Onder nationale politici en onder leden van het Europees Parlement leeft de angst dat het heffen en afdwingen van directe Europese belastingen euroscepticisme enorm zou doen toenemen. Dit is een reden waarom veel politici tegen directe Europese belastingen zijn. De Europese Unie die zich voorstaat op zijn transparantie, is druk doende zijn eigen “zijn” te verbergen achter zijn lidstaten uit angst voor zijn eigen inwoners.
Persoonlijk zou ik het liefst een belastingbrief van de Europese Unie in de brievenbus willen zien met daarop een kostendekkende aanslag en een transparante uitleg over waar het geld naartoe gaat. Een blauwe enveloppe, met een belastingbrief voorzien van het EU-logo, en met een begroting op hoofdzaken. Wat mij betreft voegen ze bij die blauwe-belastingbrief-met-gele-sterren een excuusbrief van al die politici die decennialang het ware “zijn” van de Europese Unie verborgen hebben gehouden en zich eurokritisch voordeden, maar in Brussel ongezien tekenden bij het kruisje.
Hoewel direct door de Europese Unie geïnde belastingen nadelig zullen zijn voor lidstaten met een relatief gunstig belastingklimaat en invoering van directe belastingen kan leiden tot een minder strakke begrotingsdiscipline, ben ik voorstander van het invoeren van directe belastingen door de EU.

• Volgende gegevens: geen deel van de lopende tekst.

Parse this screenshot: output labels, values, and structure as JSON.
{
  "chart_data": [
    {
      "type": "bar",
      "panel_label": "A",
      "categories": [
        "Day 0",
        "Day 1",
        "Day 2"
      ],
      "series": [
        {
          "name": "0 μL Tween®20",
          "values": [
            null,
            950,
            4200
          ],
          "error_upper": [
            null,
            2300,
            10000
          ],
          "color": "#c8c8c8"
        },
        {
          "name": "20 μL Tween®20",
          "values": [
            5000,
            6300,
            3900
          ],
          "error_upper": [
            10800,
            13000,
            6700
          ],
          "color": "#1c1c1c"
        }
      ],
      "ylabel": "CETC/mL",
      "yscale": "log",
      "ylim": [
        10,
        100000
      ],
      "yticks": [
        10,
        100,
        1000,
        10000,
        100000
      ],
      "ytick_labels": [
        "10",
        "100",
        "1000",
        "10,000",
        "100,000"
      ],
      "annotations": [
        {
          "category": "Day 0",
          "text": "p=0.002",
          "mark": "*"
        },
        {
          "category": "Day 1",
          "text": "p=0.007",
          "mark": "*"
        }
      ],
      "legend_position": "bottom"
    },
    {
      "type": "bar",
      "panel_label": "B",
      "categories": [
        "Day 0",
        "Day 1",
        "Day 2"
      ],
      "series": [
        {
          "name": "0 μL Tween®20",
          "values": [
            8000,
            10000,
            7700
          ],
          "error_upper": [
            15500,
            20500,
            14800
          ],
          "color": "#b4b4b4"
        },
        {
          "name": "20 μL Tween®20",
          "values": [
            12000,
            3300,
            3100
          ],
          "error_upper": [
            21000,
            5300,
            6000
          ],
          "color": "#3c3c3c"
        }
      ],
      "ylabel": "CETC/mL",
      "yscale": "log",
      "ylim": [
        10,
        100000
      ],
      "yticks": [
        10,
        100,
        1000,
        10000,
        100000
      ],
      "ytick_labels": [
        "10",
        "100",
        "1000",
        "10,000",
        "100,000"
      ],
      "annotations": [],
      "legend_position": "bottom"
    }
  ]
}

Sterker nog, het liefst zou ik zien dat deze directe belastingen de bijdragen van de lidstaten zouden vervangen. Het geeft meer transparantie aan de burger over de daadwerkelijke kosten van de EU, het noopt tot transparantie, het geeft het Europees Parlement meer macht tegenover de Raad en het zorgt voor een gelijker fiscaal klimaat in de interne markt van een Europese Unie die zich zonder twijfel voort gaat ontwikkelen tot een federale staat.
Het is aan de nationale politici om zich niet te verbergen achter gematigd euroscepticisme, maar om de kiezer een eerlijke keus voor te leggen in het stemhokje alwaar de kiezer met in de ene hand zijn blauwe belastingbrief en in de andere hand het rode potlood kan kiezen voor een federaal Europa met vergaande bevoegdheden of voor een toekomst buiten de Europese Unie.
Ik denk dat het een goed idee is als de Europese Unie direct belastingen gaat innen bij haar inwoners en bedrijven.